Tuesday | 2 December, 2008
E-medical records: What seems to be the problem?
There are lots of challenges, but financial disincentives may be the biggest.
Robert L. Mitchell 16/07/2008 12:22:21

There are secondary costs as well. Staffers must learn a new EMR system and often must change their business practices to accommodate the way it works. In some cases, the implementation of a system can take four to six months and cut back the number of patient visits by as much as 50 per cent, says Grannis. "That's a big barrier to face. And they're not computer scientists, so it's a strange new world," he says. While practices do see some savings by reducing costs in areas such as filing, "none of these value propositions are home runs," says Grannis.

HL7's Jaffe says that if the market isn't providing incentives to doctors to make the transition, the government should do so in order to improve public heath. "In the US, [the government] has budgeted $75 million for health care IT. In England, it's £1 billion. It's disheartening," he says.

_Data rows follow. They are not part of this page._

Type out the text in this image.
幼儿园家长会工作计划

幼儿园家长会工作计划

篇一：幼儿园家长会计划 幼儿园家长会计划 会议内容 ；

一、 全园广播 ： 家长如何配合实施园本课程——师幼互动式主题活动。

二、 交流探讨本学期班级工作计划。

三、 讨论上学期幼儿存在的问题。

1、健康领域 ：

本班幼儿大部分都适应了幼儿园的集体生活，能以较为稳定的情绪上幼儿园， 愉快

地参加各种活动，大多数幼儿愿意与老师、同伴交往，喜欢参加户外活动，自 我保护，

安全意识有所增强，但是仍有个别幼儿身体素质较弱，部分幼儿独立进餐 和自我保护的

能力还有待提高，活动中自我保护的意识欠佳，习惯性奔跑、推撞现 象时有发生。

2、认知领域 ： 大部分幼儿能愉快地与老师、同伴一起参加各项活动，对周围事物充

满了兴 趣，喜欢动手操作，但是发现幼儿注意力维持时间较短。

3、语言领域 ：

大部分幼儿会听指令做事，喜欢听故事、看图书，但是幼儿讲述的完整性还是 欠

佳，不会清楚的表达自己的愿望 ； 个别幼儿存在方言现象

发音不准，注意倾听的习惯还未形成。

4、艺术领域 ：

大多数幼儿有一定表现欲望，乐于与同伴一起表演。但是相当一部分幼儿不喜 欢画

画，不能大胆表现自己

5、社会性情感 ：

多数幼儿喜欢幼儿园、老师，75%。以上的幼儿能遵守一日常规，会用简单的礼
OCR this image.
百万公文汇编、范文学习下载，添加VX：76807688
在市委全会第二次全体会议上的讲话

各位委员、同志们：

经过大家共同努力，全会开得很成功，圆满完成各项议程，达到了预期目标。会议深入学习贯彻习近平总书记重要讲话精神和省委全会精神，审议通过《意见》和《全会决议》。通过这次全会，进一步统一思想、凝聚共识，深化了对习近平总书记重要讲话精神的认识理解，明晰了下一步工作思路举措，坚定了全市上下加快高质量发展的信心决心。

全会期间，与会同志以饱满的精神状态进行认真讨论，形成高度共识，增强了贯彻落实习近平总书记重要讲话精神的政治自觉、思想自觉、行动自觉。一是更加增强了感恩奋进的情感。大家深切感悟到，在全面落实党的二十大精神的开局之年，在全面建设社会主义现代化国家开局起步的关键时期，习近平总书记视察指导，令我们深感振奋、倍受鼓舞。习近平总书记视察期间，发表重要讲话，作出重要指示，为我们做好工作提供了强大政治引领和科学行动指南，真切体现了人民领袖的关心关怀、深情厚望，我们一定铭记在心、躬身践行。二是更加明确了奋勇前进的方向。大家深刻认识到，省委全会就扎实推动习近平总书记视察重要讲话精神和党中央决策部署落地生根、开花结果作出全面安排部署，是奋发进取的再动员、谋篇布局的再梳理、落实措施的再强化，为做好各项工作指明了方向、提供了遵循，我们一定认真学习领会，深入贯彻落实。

The US Department of Health and Human Services does have one small program under way. In what project officer Jodi Blatt calls a "pay for performance demonstration," the Centers for Medicare & Medicaid Services are in the process of recruiting 2,400 practices in 12 locations this year to participate in a study. Physicians can earn up to US$58,000 -- group practices up to $290,000 -- in incentives over the course of the five-year program by demonstrating improvements in patient care as a result of having implemented EMR systems. "We believe the incentives are substantial enough to reduce the barriers to practices," she says.

However, there are 921,904 physicians, 723,118 practices and 5,756 hospitals in the US, according to the American Medical Association and the American Hospital Association. Given those numbers, it's not clear that the incentive program will enable the industry to meet President Bush's stated goal that it provide most Americans with interoperable EHRs by 2014.

Brokered Solution

If all hospitals and physicians used EMR systems and met the standards for interoperability, more regional exchanges -- and even national information exchanges -- could start to develop. "A hospital in Miami could contact a hospital in San Diego and do some sort of exchange. That's in the ideal world," says Blatt.

But who will pay for that remains unresolved. Grannis says Regenstrief is working to find a sustainable economic model for health information exchanges by providing value-added services beyond basic health-record sharing. For example, the institute has received separate, ongoing funding for a service that uses data in the EHR exchange to quickly identify disease outbreaks. But today, Grannis acknowledges, the exchange still depends on "a patchwork of funding."

He says he thinks that efforts by Microsoft, Google and others to build personal health record repositories -- Web-based services where individuals can aggregate health records from multiple providers and add their own data -- will put pressure on the industry to embrace EMRs. But it will be too complicated and costly for providers to establish bidirectional transfers with every other provider. Local exchanges such as the one in Indianapolis will be required, and to assuage competitive concerns, neutral third parties will need to step in to manage those exchanges, Grannis says.

That's the tack taken with the nonprofit Massachusetts Health Data Consortium's MA-SHARE program. It enables the exchange of clinical document summaries and e-prescribing data among 17 hospitals, using Web services protocols. But even in Massachusetts, with its many advanced teaching hospitals, 50 per cent of doctors still don't use EMRs, and Halamka's nirvana of consolidated EHRs that follow the patient remains a distant vision.